European Structural and Investment Funds key to UK research and innovation

Proposed UK government research and innovation funding should, at the very least, equal the sum of existing expenditure from all sources following the UK’s withdrawal from the EU, a new report recommends.

The Learned Society of Wales, the British Academy the Royal Society of Edinburgh and the Royal Irish Academy have published an explainer, outlining the vital role that European Structural and Investment Funds (ESIF) play in supporting research and innovation throughout the UK.

European Structural and Investment Funds (ESIF) are the EU’s instrument for supporting economic development in the regions across the EU, with the aim of reducing inequalities and increasing cohesion.

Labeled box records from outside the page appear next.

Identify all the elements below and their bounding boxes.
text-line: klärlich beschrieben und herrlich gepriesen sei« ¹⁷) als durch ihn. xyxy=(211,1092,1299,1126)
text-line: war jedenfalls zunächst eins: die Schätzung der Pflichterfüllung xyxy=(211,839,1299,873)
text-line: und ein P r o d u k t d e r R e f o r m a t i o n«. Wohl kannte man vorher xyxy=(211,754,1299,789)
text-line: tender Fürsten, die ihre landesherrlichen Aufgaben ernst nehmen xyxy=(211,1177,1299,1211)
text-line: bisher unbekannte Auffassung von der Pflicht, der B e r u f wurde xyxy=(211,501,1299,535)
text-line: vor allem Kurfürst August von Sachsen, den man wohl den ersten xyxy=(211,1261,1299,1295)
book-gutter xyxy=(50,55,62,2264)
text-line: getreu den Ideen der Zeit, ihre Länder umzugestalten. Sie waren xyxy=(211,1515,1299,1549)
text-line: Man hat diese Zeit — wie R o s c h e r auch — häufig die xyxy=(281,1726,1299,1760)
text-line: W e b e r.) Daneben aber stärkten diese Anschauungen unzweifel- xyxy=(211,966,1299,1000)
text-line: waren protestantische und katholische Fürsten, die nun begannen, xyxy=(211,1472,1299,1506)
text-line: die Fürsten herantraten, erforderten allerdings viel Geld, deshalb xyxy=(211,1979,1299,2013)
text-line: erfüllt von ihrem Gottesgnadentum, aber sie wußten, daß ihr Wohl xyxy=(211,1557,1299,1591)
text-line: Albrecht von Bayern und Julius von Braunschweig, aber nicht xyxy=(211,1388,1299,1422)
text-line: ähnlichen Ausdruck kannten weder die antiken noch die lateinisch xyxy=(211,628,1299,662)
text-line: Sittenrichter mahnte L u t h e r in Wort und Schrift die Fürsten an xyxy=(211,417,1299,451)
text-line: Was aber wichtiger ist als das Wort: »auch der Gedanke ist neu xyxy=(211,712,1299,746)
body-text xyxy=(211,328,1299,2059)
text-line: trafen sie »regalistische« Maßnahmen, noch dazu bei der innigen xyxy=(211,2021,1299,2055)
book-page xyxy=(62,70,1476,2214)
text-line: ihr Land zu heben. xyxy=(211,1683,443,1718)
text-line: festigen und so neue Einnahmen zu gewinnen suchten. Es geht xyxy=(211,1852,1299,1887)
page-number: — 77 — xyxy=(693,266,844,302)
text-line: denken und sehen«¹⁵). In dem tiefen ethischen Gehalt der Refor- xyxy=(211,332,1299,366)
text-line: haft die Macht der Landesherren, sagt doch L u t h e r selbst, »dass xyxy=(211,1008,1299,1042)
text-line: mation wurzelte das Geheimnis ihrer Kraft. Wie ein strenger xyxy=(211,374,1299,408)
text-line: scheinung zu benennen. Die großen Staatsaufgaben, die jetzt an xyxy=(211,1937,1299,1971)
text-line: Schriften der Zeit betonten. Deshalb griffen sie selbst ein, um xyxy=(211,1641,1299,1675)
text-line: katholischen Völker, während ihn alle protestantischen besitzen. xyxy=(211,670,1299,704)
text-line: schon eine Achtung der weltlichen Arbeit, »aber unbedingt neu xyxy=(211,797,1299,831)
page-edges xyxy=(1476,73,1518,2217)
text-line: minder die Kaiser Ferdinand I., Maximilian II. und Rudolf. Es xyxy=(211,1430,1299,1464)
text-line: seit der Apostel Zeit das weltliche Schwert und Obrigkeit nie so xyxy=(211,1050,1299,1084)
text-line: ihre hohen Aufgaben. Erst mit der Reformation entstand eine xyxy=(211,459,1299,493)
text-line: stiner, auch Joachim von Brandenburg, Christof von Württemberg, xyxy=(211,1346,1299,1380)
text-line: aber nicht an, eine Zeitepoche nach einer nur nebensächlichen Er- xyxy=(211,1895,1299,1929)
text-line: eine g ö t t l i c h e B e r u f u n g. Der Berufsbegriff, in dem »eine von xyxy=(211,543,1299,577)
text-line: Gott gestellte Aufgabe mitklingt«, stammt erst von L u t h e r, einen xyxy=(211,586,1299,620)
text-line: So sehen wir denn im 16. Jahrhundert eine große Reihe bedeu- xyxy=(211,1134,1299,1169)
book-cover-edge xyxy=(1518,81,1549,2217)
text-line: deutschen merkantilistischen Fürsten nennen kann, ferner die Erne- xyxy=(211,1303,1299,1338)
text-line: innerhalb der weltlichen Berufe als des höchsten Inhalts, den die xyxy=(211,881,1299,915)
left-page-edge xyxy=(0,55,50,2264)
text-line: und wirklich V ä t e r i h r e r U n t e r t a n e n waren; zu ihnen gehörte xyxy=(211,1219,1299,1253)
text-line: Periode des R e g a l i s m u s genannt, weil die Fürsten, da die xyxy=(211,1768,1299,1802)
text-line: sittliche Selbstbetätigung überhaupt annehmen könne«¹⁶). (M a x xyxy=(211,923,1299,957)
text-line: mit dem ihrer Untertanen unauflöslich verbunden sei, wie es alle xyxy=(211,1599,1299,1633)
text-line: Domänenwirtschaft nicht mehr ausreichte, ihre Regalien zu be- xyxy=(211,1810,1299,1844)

The European Structural and Investment Funds – Contribution to UK research and innovation examines:

  • how the European Structural and Investment Funds support UK research and innovation;
  • the impact of current European Regional Development Funding;
  • how the funding is allocated and administered;
  • what the government’s proposed UK Shared Prosperity Fund could look like.

The €2.6 billion ESIF has provided to UK research and innovation in the last seven years, including UK co-financing, equates to around £375 million per annum in investment.

Benefit to Wales five times UK average

The €1.39 billion distributed through the European Regional Development Fund (ERDF) has had particular impact in devolved nations. The per capita contribution in Wales is €125 five times the UK average of €23 per capita.

Administration of the funds in Wales is devolved. Sêr Cymru, a multi-million pound funding programme to attract scientific talent into Welsh research posts, is an example of how ESIF funding has strengthened research programmes in Wales.

This funding then has considerable leveraging effects for attracting further funding from the EU and the UK.

The UK Government has announced that its UK Shared Prosperity Fund will replace ESIF funding, following the UK’s departure from the EU.

However, it is currently unclear whether the full amount of ESIF money will be matched by the new Shared Prosperity Fund, how this funding will be allocated and administered and whether it can replicate the complex interdependencies created by the ESIF.